Don Juan Miguel tendió la vista, con satisfacción plebeya, por el gabinete, desde los artesones del techo a la ataracea del suelo. Doña María experimentó cierto presentimiento que le llenó de angustia el pecho; su rostro, empero, permaneció impasible.
—Don Timoteo, hermano y heredero del difunto don Juan, es persona que se halla necesitada de fondos. Por intervención de un amigo común, me buscó a mí; resultado, que yo suministré los quince mil duros de capital y los dos mil doscientos cincuenta de intereses vencidos, y don Timoteo me subrogó en todos sus derechos y acciones sobre los bienes de la casa de Ugarte sitos en esta villa. Ya se le notificará a usted en debida forma, pero me ha parecido más propio… más cortés, sin aguardar a ello, dar este paso de atención, con objeto de que por manera extraoficial tenga usted conocimiento de las novedades acaecidas.
Doña María inclinó levemente la cabeza; los ojos de don Juan Miguel no se apartaban un punto de ella, y creyeron advertir que parpadeaba con más frecuencia y se acentuaba su palidez.
—Un verdadero compromiso, señora; a mí este negocio no me convenía: deseos de servir a mi difunto amigo, el pobre Ignacio Ostiz. He tenido que distraer fondos de otra parte. La devolución del capital venció hace años; tácitamente se ha ido prorrogando la obligación. Acerca de este punto delicado, nada puedo resolver; por ahora; dependerá de las circunstancias; acaso me convenga continuar como hasta aquí, o exigir el pago, o formalizar nuevo contrato. ¡Dios dirá! Pero hay un punto sobre el cual, siento decirlo, no cabe condescendencia: el pago puntual de intereses. Las mensualidades en descubierto, van aumentando. Don Juan Leoz era persona unida a ustedes por lazos personales que, hoy por hoy, no existen entre nosotros, y dejaba correr las cosas. Esto concluyó, señora; ya se hará usted cargo de…
Doña María le interrumpió con un gesto de su blanquísima mano, que temblaba casi imperceptiblemente.
—Hablaré a Mario, que corre con la administración de mis bienes, acerca de este negocio. Ignoro las particularidades de ella, pero le aseguro, señor Osambela, que no le pondré en el caso molesto de negarse a proseguir tradiciones de condescendencia, fenecidas a una con don Juan. Las cosas, el tiempo naturalmente las muda. ¡Infinitas gracias le debemos a Dios porque permitió, durante muchos años, que nuestro acreedor fuese un amigo! Me hago cargo de la advertencia de usted, que se compone, a maravilla, con mis propios sentimientos. Suplicar sin título me pareció, siempre, indecoroso. Usted reclama su estricto derecho: mi deber, y mi gusto son, satisfacer, a posta, su reclamación.
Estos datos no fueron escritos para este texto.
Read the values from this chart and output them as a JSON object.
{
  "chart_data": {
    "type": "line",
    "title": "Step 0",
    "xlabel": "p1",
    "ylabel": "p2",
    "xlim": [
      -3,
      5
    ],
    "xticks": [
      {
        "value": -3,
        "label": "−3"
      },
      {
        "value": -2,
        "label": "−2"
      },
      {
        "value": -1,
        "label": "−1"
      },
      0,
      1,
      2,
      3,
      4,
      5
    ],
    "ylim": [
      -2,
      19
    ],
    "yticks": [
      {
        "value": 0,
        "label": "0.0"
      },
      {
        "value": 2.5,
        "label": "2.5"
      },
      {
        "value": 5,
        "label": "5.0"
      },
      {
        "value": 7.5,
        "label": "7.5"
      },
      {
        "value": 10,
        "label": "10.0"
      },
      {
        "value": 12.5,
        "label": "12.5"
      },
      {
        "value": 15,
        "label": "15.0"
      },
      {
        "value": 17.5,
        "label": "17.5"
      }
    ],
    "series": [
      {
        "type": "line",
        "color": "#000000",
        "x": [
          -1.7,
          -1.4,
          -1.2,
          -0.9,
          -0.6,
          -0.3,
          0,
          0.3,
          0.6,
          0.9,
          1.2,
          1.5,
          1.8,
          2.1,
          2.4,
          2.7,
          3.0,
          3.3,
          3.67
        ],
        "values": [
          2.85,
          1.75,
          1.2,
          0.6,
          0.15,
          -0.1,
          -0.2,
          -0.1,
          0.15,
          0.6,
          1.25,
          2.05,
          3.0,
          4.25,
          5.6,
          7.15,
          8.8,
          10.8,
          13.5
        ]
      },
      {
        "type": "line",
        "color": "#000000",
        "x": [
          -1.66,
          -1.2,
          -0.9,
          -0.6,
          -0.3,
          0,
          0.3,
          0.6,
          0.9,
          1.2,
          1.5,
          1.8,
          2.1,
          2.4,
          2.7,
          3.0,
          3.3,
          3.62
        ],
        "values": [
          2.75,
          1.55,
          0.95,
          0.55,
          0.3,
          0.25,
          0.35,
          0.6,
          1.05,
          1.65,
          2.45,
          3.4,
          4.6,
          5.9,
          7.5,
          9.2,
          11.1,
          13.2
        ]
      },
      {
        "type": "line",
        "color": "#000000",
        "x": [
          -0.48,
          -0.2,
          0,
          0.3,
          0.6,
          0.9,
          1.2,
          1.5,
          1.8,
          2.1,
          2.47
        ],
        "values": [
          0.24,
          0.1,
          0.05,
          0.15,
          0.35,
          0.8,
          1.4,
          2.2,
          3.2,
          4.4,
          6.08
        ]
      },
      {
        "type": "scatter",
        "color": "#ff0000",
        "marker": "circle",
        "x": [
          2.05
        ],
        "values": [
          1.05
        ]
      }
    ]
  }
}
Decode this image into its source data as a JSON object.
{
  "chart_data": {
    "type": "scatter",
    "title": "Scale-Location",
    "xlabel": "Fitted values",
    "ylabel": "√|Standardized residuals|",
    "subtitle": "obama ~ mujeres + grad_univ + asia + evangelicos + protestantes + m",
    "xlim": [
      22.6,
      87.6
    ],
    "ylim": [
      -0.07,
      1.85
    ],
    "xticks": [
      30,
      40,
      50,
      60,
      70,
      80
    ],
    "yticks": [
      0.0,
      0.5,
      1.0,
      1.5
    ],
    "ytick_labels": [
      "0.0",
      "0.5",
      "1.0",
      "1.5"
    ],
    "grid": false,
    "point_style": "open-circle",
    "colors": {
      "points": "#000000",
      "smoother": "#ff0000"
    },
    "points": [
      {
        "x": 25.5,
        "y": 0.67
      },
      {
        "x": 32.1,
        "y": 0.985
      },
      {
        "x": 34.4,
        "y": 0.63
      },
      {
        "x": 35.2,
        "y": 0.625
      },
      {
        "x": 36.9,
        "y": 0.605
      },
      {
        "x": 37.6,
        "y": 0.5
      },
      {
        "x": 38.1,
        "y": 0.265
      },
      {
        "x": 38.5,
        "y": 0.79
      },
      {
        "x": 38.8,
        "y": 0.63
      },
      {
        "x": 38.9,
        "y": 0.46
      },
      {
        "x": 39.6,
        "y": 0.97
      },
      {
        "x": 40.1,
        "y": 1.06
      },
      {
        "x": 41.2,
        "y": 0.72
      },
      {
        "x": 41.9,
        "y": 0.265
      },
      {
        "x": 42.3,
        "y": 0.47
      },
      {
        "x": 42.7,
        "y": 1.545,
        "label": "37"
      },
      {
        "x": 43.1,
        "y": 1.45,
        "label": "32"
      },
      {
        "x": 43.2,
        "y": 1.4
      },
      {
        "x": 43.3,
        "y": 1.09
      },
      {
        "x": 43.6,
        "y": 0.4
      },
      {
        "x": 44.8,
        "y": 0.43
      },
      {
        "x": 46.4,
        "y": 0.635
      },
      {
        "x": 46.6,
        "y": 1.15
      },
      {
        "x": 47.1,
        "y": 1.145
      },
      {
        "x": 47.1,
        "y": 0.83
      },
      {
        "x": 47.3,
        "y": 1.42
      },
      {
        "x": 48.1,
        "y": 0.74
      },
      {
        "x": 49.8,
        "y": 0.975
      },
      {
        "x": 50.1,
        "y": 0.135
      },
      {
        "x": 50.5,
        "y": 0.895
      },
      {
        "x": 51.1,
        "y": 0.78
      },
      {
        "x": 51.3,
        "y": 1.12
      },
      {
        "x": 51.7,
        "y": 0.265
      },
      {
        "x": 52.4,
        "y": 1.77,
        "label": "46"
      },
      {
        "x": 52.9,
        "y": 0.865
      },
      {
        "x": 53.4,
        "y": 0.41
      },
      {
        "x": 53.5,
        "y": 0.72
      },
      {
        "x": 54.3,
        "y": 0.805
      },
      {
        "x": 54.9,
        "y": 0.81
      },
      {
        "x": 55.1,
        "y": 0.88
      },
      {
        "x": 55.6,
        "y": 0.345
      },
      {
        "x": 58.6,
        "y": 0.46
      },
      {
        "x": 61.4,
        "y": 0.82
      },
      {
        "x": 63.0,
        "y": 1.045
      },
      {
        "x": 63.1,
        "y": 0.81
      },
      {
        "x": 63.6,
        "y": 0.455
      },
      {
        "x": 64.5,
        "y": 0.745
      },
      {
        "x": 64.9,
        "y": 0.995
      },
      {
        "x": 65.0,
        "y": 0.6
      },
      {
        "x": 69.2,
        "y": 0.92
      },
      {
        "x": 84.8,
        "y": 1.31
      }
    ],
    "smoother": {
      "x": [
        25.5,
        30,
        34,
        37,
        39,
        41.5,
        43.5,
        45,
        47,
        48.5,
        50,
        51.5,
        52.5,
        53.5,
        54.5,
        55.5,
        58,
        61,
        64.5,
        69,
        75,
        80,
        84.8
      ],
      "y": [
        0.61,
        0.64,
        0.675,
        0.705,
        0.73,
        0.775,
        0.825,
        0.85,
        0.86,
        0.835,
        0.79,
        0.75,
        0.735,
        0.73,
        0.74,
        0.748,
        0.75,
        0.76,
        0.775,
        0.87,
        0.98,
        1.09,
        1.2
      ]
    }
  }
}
Don Juan Miguel, se inclinó profundamente, encogiéndose de hombros, estaba cumplido el primer objeto de su visita. Y de la manera más sosa, sin ningún episodio donde lucir su genio, voceándole cuatro verdades a la bruja. ¡Ya se le alcanzaba que en las palabras últimas coleaba cierta insolencia hipócrita: insolencia de beata!
Repugnaba doña María suplicarle a él, a Osambela, el nieto de Chaparro; con circunloquios y rodeos, esto, y no otra cosa, le había indicado. Pero… ¿acaso era él amigo de la familia Ugarte? ¿No acababa de dar por muertos los miramientos antiguos? Verdad; la réplica de doña María se ajustó a los términos que él mismo le sugiriera, y no cabía otra. Anduvo torpe, y la infanzona aprovechó la torpeza. ¡Oh, si se hubiese reducido a alegar escuetamente sus reclamaciones, aparejándolas con amenaza curialesca! La cortesía de las palabras de su interlocutora y hasta la afabilidad de la voz y los gestos, fueron perfectos. ¡Ay, sí! Le habían herido con un puñal de oro. Pero iba a tomar su desquite.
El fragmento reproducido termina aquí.